Heatherwick has just unveiled a new car design, the Airo, which purrs with environmental virtue: electric and driverless, it incorporates air-cleaning filters to scrub the outside air around it as it tootles us around our future cities – cities which will also be transfigured by architects such as Heatherwick. Opining in a recent Observer profile that Covid has made us realise that we “may hardly have to go anywhere ever again”, he argues that employers, used to building soulless office blocks for their 9-to-5 employees, and now faced with a part-time workforce, are asking: “How do you make people want to come together, then?” Heatherwick’s answer – as with other starchitect proponents of biophilia – are buildings and structures practically overrun with plants, trees, grass, and often semi-submerged in the landscaping.
Since this is a style that reeks of ecological responsibility – though one never asks whose minimum-wage hands will be doing the watering – biophilic style is increasingly claimed as its own by the corporate world. Billionaire CEOs signal their eco-credentials by building extravagant net-zero HQs.
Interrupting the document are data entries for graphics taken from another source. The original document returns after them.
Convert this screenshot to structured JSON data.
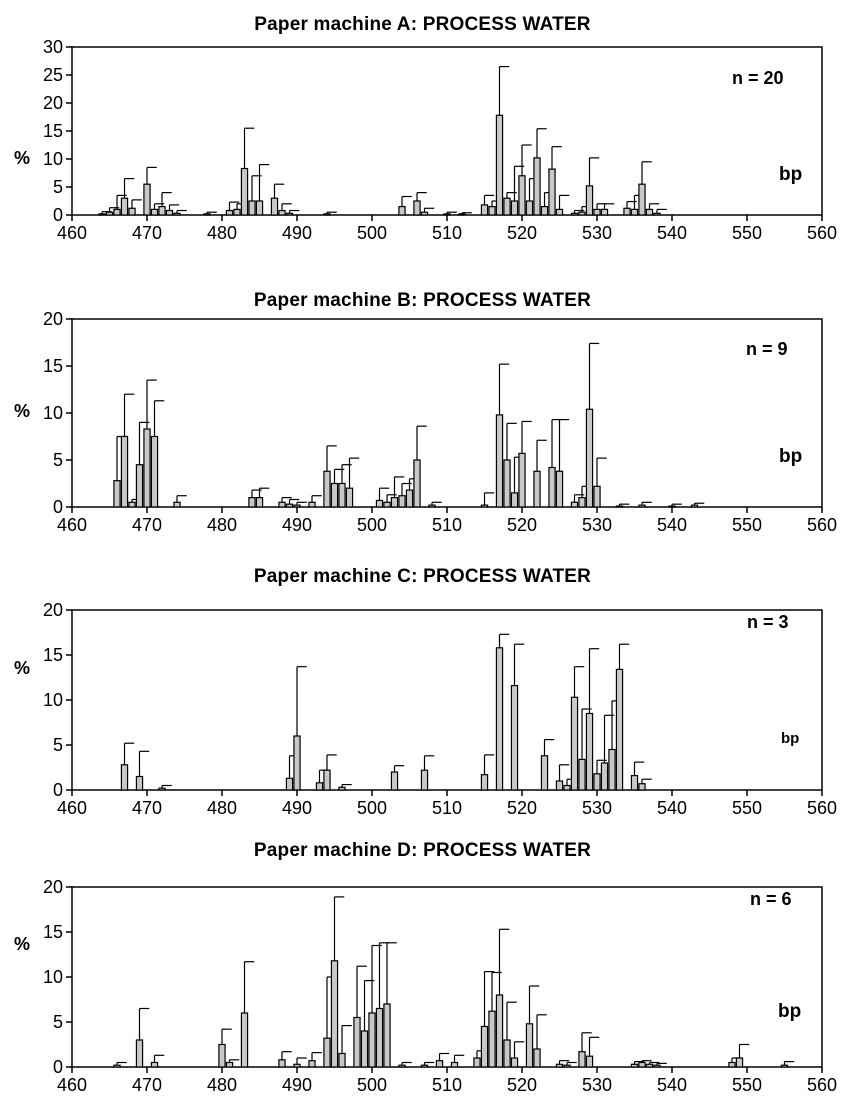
{
  "chart_data": [
    {
      "type": "bar",
      "title": "Paper machine A: PROCESS WATER",
      "n_label": "n = 20",
      "xlabel": "bp",
      "ylabel": "%",
      "xlim": [
        460,
        560
      ],
      "ylim": [
        0,
        30
      ],
      "xticks": [
        460,
        470,
        480,
        490,
        500,
        510,
        520,
        530,
        540,
        550,
        560
      ],
      "yticks": [
        0,
        5,
        10,
        15,
        20,
        25,
        30
      ],
      "grid": false,
      "bars": [
        {
          "x": 464,
          "y": 0.2,
          "err": 0.4
        },
        {
          "x": 465,
          "y": 0.5,
          "err": 0.8
        },
        {
          "x": 466,
          "y": 1.0,
          "err": 2.5
        },
        {
          "x": 467,
          "y": 3.0,
          "err": 3.5
        },
        {
          "x": 468,
          "y": 1.2,
          "err": 1.5
        },
        {
          "x": 470,
          "y": 5.5,
          "err": 3.0
        },
        {
          "x": 471,
          "y": 1.0,
          "err": 1.0
        },
        {
          "x": 472,
          "y": 1.5,
          "err": 2.5
        },
        {
          "x": 473,
          "y": 0.8,
          "err": 1.0
        },
        {
          "x": 474,
          "y": 0.3,
          "err": 0.5
        },
        {
          "x": 478,
          "y": 0.2,
          "err": 0.3
        },
        {
          "x": 481,
          "y": 0.8,
          "err": 1.5
        },
        {
          "x": 482,
          "y": 1.0,
          "err": 1.0
        },
        {
          "x": 483,
          "y": 8.3,
          "err": 7.2
        },
        {
          "x": 484,
          "y": 2.5,
          "err": 4.5
        },
        {
          "x": 485,
          "y": 2.5,
          "err": 6.5
        },
        {
          "x": 487,
          "y": 3.0,
          "err": 2.5
        },
        {
          "x": 488,
          "y": 0.8,
          "err": 1.2
        },
        {
          "x": 489,
          "y": 0.3,
          "err": 0.5
        },
        {
          "x": 494,
          "y": 0.2,
          "err": 0.3
        },
        {
          "x": 504,
          "y": 1.5,
          "err": 1.8
        },
        {
          "x": 506,
          "y": 2.5,
          "err": 1.5
        },
        {
          "x": 507,
          "y": 0.5,
          "err": 0.7
        },
        {
          "x": 510,
          "y": 0.2,
          "err": 0.3
        },
        {
          "x": 512,
          "y": 0.2,
          "err": 0.2
        },
        {
          "x": 515,
          "y": 1.8,
          "err": 1.7
        },
        {
          "x": 516,
          "y": 1.5,
          "err": 1.0
        },
        {
          "x": 517,
          "y": 17.8,
          "err": 8.7
        },
        {
          "x": 518,
          "y": 3.0,
          "err": 1.0
        },
        {
          "x": 519,
          "y": 2.5,
          "err": 6.2
        },
        {
          "x": 520,
          "y": 7.0,
          "err": 5.5
        },
        {
          "x": 521,
          "y": 2.5,
          "err": 4.0
        },
        {
          "x": 522,
          "y": 10.2,
          "err": 5.2
        },
        {
          "x": 523,
          "y": 1.5,
          "err": 2.5
        },
        {
          "x": 524,
          "y": 8.2,
          "err": 4.0
        },
        {
          "x": 525,
          "y": 1.0,
          "err": 2.5
        },
        {
          "x": 527,
          "y": 0.3,
          "err": 0.5
        },
        {
          "x": 528,
          "y": 0.5,
          "err": 1.0
        },
        {
          "x": 529,
          "y": 5.2,
          "err": 5.0
        },
        {
          "x": 530,
          "y": 1.0,
          "err": 1.0
        },
        {
          "x": 531,
          "y": 1.0,
          "err": 1.0
        },
        {
          "x": 534,
          "y": 1.2,
          "err": 1.2
        },
        {
          "x": 535,
          "y": 1.0,
          "err": 2.5
        },
        {
          "x": 536,
          "y": 5.5,
          "err": 4.0
        },
        {
          "x": 537,
          "y": 1.0,
          "err": 1.0
        },
        {
          "x": 538,
          "y": 0.3,
          "err": 0.7
        }
      ]
    },
    {
      "type": "bar",
      "title": "Paper machine B: PROCESS WATER",
      "n_label": "n = 9",
      "xlabel": "bp",
      "ylabel": "%",
      "xlim": [
        460,
        560
      ],
      "ylim": [
        0,
        20
      ],
      "xticks": [
        460,
        470,
        480,
        490,
        500,
        510,
        520,
        530,
        540,
        550,
        560
      ],
      "yticks": [
        0,
        5,
        10,
        15,
        20
      ],
      "grid": false,
      "bars": [
        {
          "x": 466,
          "y": 2.8,
          "err": 4.7
        },
        {
          "x": 467,
          "y": 7.5,
          "err": 4.5
        },
        {
          "x": 468,
          "y": 0.5,
          "err": 0.3
        },
        {
          "x": 469,
          "y": 4.5,
          "err": 4.5
        },
        {
          "x": 470,
          "y": 8.3,
          "err": 5.2
        },
        {
          "x": 471,
          "y": 7.5,
          "err": 3.8
        },
        {
          "x": 474,
          "y": 0.5,
          "err": 0.7
        },
        {
          "x": 484,
          "y": 1.0,
          "err": 0.8
        },
        {
          "x": 485,
          "y": 1.0,
          "err": 1.0
        },
        {
          "x": 488,
          "y": 0.5,
          "err": 0.5
        },
        {
          "x": 489,
          "y": 0.3,
          "err": 0.5
        },
        {
          "x": 490,
          "y": 0.2,
          "err": 0.3
        },
        {
          "x": 492,
          "y": 0.5,
          "err": 0.7
        },
        {
          "x": 494,
          "y": 3.8,
          "err": 2.7
        },
        {
          "x": 495,
          "y": 2.5,
          "err": 1.5
        },
        {
          "x": 496,
          "y": 2.5,
          "err": 2.0
        },
        {
          "x": 497,
          "y": 2.0,
          "err": 3.2
        },
        {
          "x": 501,
          "y": 0.7,
          "err": 1.3
        },
        {
          "x": 502,
          "y": 0.5,
          "err": 0.8
        },
        {
          "x": 503,
          "y": 1.0,
          "err": 2.2
        },
        {
          "x": 504,
          "y": 1.2,
          "err": 1.3
        },
        {
          "x": 505,
          "y": 1.8,
          "err": 1.2
        },
        {
          "x": 506,
          "y": 5.0,
          "err": 3.6
        },
        {
          "x": 508,
          "y": 0.2,
          "err": 0.3
        },
        {
          "x": 515,
          "y": 0.2,
          "err": 1.3
        },
        {
          "x": 517,
          "y": 9.8,
          "err": 5.4
        },
        {
          "x": 518,
          "y": 5.0,
          "err": 3.9
        },
        {
          "x": 519,
          "y": 1.5,
          "err": 3.8
        },
        {
          "x": 520,
          "y": 5.7,
          "err": 3.4
        },
        {
          "x": 522,
          "y": 3.8,
          "err": 3.3
        },
        {
          "x": 524,
          "y": 4.2,
          "err": 5.1
        },
        {
          "x": 525,
          "y": 3.8,
          "err": 5.5
        },
        {
          "x": 527,
          "y": 0.5,
          "err": 0.8
        },
        {
          "x": 528,
          "y": 1.0,
          "err": 1.2
        },
        {
          "x": 529,
          "y": 10.4,
          "err": 7.0
        },
        {
          "x": 530,
          "y": 2.2,
          "err": 3.0
        },
        {
          "x": 533,
          "y": 0.1,
          "err": 0.2
        },
        {
          "x": 536,
          "y": 0.2,
          "err": 0.3
        },
        {
          "x": 540,
          "y": 0.1,
          "err": 0.2
        },
        {
          "x": 543,
          "y": 0.2,
          "err": 0.2
        }
      ]
    },
    {
      "type": "bar",
      "title": "Paper machine C: PROCESS WATER",
      "n_label": "n = 3",
      "xlabel": "bp",
      "ylabel": "%",
      "xlim": [
        460,
        560
      ],
      "ylim": [
        0,
        20
      ],
      "xticks": [
        460,
        470,
        480,
        490,
        500,
        510,
        520,
        530,
        540,
        550,
        560
      ],
      "yticks": [
        0,
        5,
        10,
        15,
        20
      ],
      "grid": false,
      "bars": [
        {
          "x": 467,
          "y": 2.8,
          "err": 2.4
        },
        {
          "x": 469,
          "y": 1.5,
          "err": 2.8
        },
        {
          "x": 472,
          "y": 0.2,
          "err": 0.3
        },
        {
          "x": 489,
          "y": 1.3,
          "err": 2.5
        },
        {
          "x": 490,
          "y": 6.0,
          "err": 7.7
        },
        {
          "x": 493,
          "y": 0.8,
          "err": 1.4
        },
        {
          "x": 494,
          "y": 2.2,
          "err": 1.7
        },
        {
          "x": 496,
          "y": 0.3,
          "err": 0.3
        },
        {
          "x": 503,
          "y": 2.0,
          "err": 0.7
        },
        {
          "x": 507,
          "y": 2.2,
          "err": 1.6
        },
        {
          "x": 515,
          "y": 1.7,
          "err": 2.2
        },
        {
          "x": 517,
          "y": 15.8,
          "err": 1.5
        },
        {
          "x": 519,
          "y": 11.6,
          "err": 4.6
        },
        {
          "x": 523,
          "y": 3.8,
          "err": 1.8
        },
        {
          "x": 525,
          "y": 1.0,
          "err": 1.8
        },
        {
          "x": 526,
          "y": 0.5,
          "err": 0.7
        },
        {
          "x": 527,
          "y": 10.3,
          "err": 3.4
        },
        {
          "x": 528,
          "y": 3.4,
          "err": 5.6
        },
        {
          "x": 529,
          "y": 8.5,
          "err": 7.2
        },
        {
          "x": 530,
          "y": 1.8,
          "err": 1.5
        },
        {
          "x": 531,
          "y": 3.0,
          "err": 5.3
        },
        {
          "x": 532,
          "y": 4.5,
          "err": 5.4
        },
        {
          "x": 533,
          "y": 13.4,
          "err": 2.8
        },
        {
          "x": 535,
          "y": 1.6,
          "err": 1.5
        },
        {
          "x": 536,
          "y": 0.7,
          "err": 0.5
        }
      ]
    },
    {
      "type": "bar",
      "title": "Paper machine D: PROCESS WATER",
      "n_label": "n = 6",
      "xlabel": "bp",
      "ylabel": "%",
      "xlim": [
        460,
        560
      ],
      "ylim": [
        0,
        20
      ],
      "xticks": [
        460,
        470,
        480,
        490,
        500,
        510,
        520,
        530,
        540,
        550,
        560
      ],
      "yticks": [
        0,
        5,
        10,
        15,
        20
      ],
      "grid": false,
      "bars": [
        {
          "x": 466,
          "y": 0.2,
          "err": 0.3
        },
        {
          "x": 469,
          "y": 3.0,
          "err": 3.5
        },
        {
          "x": 471,
          "y": 0.5,
          "err": 0.8
        },
        {
          "x": 480,
          "y": 2.5,
          "err": 1.7
        },
        {
          "x": 481,
          "y": 0.5,
          "err": 0.3
        },
        {
          "x": 483,
          "y": 6.0,
          "err": 5.7
        },
        {
          "x": 488,
          "y": 0.8,
          "err": 0.9
        },
        {
          "x": 490,
          "y": 0.3,
          "err": 0.7
        },
        {
          "x": 492,
          "y": 0.7,
          "err": 0.9
        },
        {
          "x": 494,
          "y": 3.2,
          "err": 6.8
        },
        {
          "x": 495,
          "y": 11.8,
          "err": 7.1
        },
        {
          "x": 496,
          "y": 1.5,
          "err": 3.1
        },
        {
          "x": 498,
          "y": 5.5,
          "err": 5.7
        },
        {
          "x": 499,
          "y": 4.0,
          "err": 5.6
        },
        {
          "x": 500,
          "y": 6.0,
          "err": 7.5
        },
        {
          "x": 501,
          "y": 6.5,
          "err": 7.3
        },
        {
          "x": 502,
          "y": 7.0,
          "err": 6.8
        },
        {
          "x": 504,
          "y": 0.2,
          "err": 0.3
        },
        {
          "x": 507,
          "y": 0.2,
          "err": 0.3
        },
        {
          "x": 509,
          "y": 0.7,
          "err": 0.8
        },
        {
          "x": 511,
          "y": 0.5,
          "err": 0.8
        },
        {
          "x": 514,
          "y": 1.0,
          "err": 0.8
        },
        {
          "x": 515,
          "y": 4.5,
          "err": 6.1
        },
        {
          "x": 516,
          "y": 6.2,
          "err": 4.3
        },
        {
          "x": 517,
          "y": 8.0,
          "err": 7.3
        },
        {
          "x": 518,
          "y": 3.0,
          "err": 4.2
        },
        {
          "x": 519,
          "y": 1.0,
          "err": 1.8
        },
        {
          "x": 521,
          "y": 4.8,
          "err": 4.2
        },
        {
          "x": 522,
          "y": 2.0,
          "err": 3.8
        },
        {
          "x": 525,
          "y": 0.3,
          "err": 0.4
        },
        {
          "x": 526,
          "y": 0.2,
          "err": 0.3
        },
        {
          "x": 528,
          "y": 1.7,
          "err": 2.1
        },
        {
          "x": 529,
          "y": 1.2,
          "err": 2.1
        },
        {
          "x": 535,
          "y": 0.3,
          "err": 0.3
        },
        {
          "x": 536,
          "y": 0.5,
          "err": 0.2
        },
        {
          "x": 537,
          "y": 0.3,
          "err": 0.2
        },
        {
          "x": 538,
          "y": 0.2,
          "err": 0.2
        },
        {
          "x": 548,
          "y": 0.5,
          "err": 0.5
        },
        {
          "x": 549,
          "y": 1.0,
          "err": 1.5
        },
        {
          "x": 555,
          "y": 0.2,
          "err": 0.4
        }
      ]
    }
  ],
  "style": {
    "bar_fill": "#c8c8c8",
    "bar_stroke": "#000000",
    "axis_color": "#000000"
  }
}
Heatherwick’s designs for Google’s new London building has a vast rooftop garden; Bjarke Ingels’s new offices for another Google campus in San Francisco are roofed with zigzagging ramps of parkland.
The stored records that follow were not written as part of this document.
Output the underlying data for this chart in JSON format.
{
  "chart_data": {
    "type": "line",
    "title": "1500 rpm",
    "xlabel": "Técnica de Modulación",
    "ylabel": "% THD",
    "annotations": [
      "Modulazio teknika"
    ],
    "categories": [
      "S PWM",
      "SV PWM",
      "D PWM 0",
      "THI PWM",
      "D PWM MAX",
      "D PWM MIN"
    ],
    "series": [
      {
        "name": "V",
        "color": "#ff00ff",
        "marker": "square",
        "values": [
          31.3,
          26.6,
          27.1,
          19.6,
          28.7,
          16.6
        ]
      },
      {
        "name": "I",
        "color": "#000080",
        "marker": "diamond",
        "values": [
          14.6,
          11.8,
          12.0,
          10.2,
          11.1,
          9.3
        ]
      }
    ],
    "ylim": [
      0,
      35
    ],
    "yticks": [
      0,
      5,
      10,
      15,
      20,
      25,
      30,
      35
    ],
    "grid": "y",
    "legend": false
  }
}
Amazon, not content with its tree-filled, glass-domed Seattle HQ, is taking the forest-fusion look to new heights of absurdity, with a proposed second HQ in Arlington, Virginia (both designed by NBBJ), a steel-and-glass double-helix tower with trees and gardens both inside and on its exterior slopes.
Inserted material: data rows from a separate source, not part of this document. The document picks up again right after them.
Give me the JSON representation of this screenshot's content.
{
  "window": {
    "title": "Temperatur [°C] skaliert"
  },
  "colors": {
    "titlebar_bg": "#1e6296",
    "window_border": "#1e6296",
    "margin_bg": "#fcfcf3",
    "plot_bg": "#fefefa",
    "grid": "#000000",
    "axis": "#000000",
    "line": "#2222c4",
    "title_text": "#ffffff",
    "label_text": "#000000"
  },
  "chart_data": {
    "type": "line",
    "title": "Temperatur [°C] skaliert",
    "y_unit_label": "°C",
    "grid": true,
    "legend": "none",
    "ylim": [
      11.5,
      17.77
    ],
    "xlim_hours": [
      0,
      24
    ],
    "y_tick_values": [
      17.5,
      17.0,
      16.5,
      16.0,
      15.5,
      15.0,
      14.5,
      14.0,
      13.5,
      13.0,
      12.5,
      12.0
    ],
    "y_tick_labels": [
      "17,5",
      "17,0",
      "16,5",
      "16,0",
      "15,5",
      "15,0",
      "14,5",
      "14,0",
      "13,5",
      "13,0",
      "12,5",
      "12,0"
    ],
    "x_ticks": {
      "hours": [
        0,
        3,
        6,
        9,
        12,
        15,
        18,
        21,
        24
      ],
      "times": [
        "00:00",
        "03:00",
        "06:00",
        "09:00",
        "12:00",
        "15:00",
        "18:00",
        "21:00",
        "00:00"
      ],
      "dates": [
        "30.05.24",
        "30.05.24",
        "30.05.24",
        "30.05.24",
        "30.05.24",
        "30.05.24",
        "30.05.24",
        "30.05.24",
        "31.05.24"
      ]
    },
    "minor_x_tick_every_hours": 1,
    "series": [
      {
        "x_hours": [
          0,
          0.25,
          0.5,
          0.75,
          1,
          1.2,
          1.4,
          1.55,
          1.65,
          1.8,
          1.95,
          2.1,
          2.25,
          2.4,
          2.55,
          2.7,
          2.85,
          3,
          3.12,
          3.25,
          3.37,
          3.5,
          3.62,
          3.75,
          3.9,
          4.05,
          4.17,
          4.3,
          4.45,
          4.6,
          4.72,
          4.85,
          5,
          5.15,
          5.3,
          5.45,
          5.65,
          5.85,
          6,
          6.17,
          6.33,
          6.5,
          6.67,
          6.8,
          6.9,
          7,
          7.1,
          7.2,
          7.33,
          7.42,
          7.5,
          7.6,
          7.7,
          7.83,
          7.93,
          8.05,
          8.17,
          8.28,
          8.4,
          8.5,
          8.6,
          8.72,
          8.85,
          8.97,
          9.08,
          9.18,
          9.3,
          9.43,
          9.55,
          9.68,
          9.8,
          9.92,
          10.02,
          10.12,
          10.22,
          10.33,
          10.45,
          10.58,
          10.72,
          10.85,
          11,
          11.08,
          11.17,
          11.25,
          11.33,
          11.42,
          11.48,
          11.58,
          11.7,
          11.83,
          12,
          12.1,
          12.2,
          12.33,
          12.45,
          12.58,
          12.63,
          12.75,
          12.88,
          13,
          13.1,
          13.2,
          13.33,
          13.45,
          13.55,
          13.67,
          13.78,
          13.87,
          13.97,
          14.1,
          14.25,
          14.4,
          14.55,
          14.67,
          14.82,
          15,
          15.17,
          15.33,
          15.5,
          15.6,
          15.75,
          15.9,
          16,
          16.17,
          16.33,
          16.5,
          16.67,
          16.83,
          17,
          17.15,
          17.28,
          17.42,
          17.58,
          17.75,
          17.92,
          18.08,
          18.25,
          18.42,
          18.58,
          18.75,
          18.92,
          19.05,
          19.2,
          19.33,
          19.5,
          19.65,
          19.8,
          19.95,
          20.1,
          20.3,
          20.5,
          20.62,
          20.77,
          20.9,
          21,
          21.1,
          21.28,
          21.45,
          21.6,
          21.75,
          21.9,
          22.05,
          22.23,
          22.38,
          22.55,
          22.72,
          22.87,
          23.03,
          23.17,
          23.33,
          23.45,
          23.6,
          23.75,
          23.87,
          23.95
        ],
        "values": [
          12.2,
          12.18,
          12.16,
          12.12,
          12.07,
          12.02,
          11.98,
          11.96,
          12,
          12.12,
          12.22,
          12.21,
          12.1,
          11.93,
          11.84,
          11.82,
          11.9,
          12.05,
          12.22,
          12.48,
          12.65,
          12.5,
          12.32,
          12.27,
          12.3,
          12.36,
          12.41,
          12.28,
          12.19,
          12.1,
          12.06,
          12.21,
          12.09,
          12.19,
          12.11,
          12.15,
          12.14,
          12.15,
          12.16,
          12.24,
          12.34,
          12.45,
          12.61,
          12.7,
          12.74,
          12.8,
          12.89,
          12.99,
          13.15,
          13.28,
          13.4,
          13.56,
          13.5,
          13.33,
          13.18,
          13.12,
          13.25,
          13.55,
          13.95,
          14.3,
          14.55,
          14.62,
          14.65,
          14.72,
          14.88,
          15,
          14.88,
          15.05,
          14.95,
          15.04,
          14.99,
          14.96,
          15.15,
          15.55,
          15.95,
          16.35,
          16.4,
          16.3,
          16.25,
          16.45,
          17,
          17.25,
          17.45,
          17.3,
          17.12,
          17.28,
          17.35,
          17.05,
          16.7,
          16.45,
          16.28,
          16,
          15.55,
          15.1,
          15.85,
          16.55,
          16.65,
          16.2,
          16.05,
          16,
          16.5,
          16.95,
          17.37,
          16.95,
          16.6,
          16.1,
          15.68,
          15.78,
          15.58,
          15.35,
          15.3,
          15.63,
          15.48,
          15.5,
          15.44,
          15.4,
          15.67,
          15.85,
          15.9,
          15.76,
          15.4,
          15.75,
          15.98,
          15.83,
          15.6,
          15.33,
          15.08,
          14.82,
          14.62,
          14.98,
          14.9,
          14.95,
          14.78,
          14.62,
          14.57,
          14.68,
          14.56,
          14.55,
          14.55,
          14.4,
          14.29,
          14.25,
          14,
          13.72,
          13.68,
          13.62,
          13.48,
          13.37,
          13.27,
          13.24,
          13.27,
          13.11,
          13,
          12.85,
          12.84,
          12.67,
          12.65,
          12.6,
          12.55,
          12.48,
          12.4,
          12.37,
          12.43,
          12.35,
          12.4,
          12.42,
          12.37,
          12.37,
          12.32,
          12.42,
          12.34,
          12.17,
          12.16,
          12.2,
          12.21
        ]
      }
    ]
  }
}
Biophilic style might clothe itself in virtue, but its popularity among corporate oligarchs and property developers should give us pause. Architects and urban designers may think they’re producing leafy places for people to feel good in, but that benevolence is increasingly the gift of property interests extending their control of urban “place-making”. Heatherwick’s studio, for example, is contributing designs to a vast new Google property development scheme in San José, citadel of the tech oligarchy. The drawings of this new neighbourhood look idyllic. But not far away, downtown San Francisco is struggling with the worst homelessness crisis in living memory, and wage disparities in tech-rich California are now some of the worst in America.